There are no parallels for the pandemic fueled slowdown that the U.S. economy is currently contending with, and that is forcing economists like those of Bank of America Global Research to forecast a decidedly grimmer outlook for the American economy than they offered just two weeks ago.
The BofA researchers on Thursday said the coming recession “appears to be deeper and more prolonged than we were led to believe just 14 days ago when we last updated our forecasts, not just in the US but globally as well.”
The April 2 research report, which includes star economist Michelle Meyer, comes as the number of Americans who applied for unemployment benefits last week soared by a record 6.6 million, bringing the increase in new jobless claims in the last two weeks of March to 10 million.
As MarketWatch reports the scale of the shutdowns of business in force, intended to help mitigate the spread of the deadly pathogen, is unprecedented and is having a substantial negative impact on the labor market and the broader economy.
To that end, BofA sees between 16 and 20 million job losses, which could send the unemployment rate, which stands at 3.5% as of February’s report, surging within a few months to 15.6%, which would by far outstrip the unemployment rate during the 2007-09 recession.
A report on U.S. nonfarm payrolls will be released on Friday, but isn’t likely to show the full extent of the labor-market damage because of when that data was recorded, just before the worst of the coronavirus outbreak.

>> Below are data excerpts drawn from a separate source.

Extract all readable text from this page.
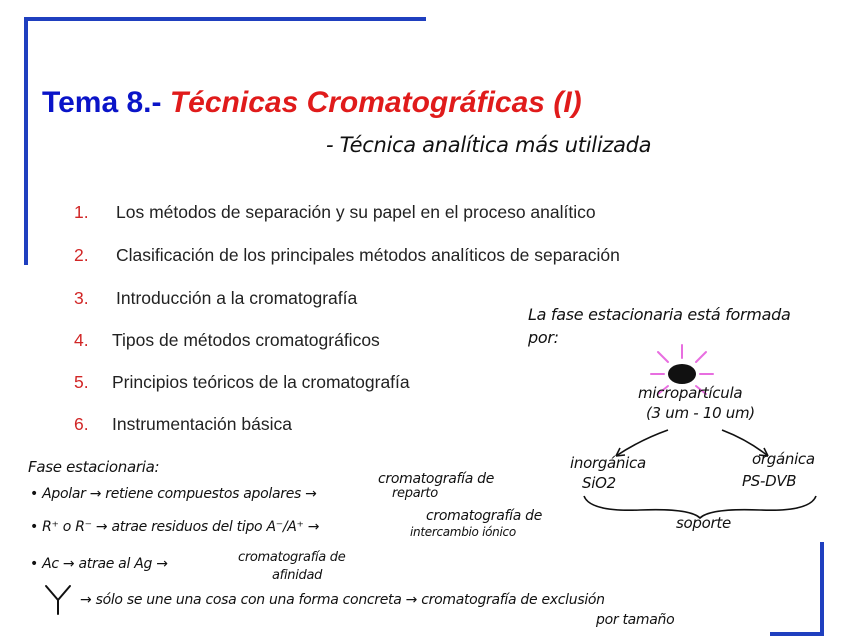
Tema 8.- Técnicas Cromatográficas (I)
- Técnica analítica más utilizada
1. Los métodos de separación y su papel en el proceso analítico
2. Clasificación de los principales métodos analíticos de separación
3. Introducción a la cromatografía
4. Tipos de métodos cromatográficos
5. Principios teóricos de la cromatografía
6. Instrumentación básica
La fase estacionaria está formada
por:
micropartícula
(3 um - 10 um)
inorgánica
SiO2
orgánica
PS-DVB
soporte
Fase estacionaria:
• Apolar → retiene compuestos apolares →
cromatografía de
reparto
• R⁺ o R⁻ → atrae residuos del tipo A⁻/A⁺ →
cromatografía de
intercambio iónico
• Ac → atrae al Ag →	cromatografía de
afinidad
→ sólo se une una cosa con una forma concreta → cromatografía de exclusión
por tamaño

The BofA team forecast three consecutive quarters of contraction in gross domestic product, “with the US economy shrinking 7% (annualized) in 1Q, 30% in 2Q and 1% in 3Q.”
On the bright side, the economists estimate that the fourth quarter of 2020 will see a sizable pop in business activity as the measures put in place to slow the deadly contagion are slowly unwound.
That said, the cumulative decline in economic expansion will be severe: “We forecast the cumulative decline in GDP to be 10.4% and this will be the deepest recession on record, nearly five times more severe than the post-war average,” the analysts wrote.
Why are the researchers predicting “a recession unlike any other,” as they describe in their report, despite the Federal Reserve’s unprecedented efforts to loosen seized-up areas of the financial market and a limitless bond-buying program as well as a $2.28 trillion relief package that was signed into law on Friday by President Donald Trump?
The analysts say that while they expect the consumer spending to eventually return, turning positive in the third quarter, they anticipate “further contraction in business and residential investment.”
“We also think there will be additional inventory contraction given impaired supply chains and frictions in production,” BofA wrote.
While consumer spending will likely turn positive in 3Q as the economy slowly opens, they still see weakness in the consumer “as they face job cuts and a significant negative wealth shock,” they wrote
“This naturally leads to more cautious behavior,” the analysts said.
Equity markets, meanwhile, have been struggling to process the outlook for the economy. On Thursday, the Dow Jones Industrial Average DJIA, 0.120%, the S&P 500 index SPX, 0.312% and the Nasdaq Composite Index COMP, 0.313% were all set to open with losses.
World-wide infections of COVID-19, which was first identified in Wuhan, China in December, are nearing one million and more than 48,000 lives have been claimed, according to data aggregated by Johns Hopkins University. Late Tuesday, President Donald Trump warned that the U.S. faced a “very, very painful” two weeks while the White House projected between 100,000 to 240,000 U.S. deaths from the illness.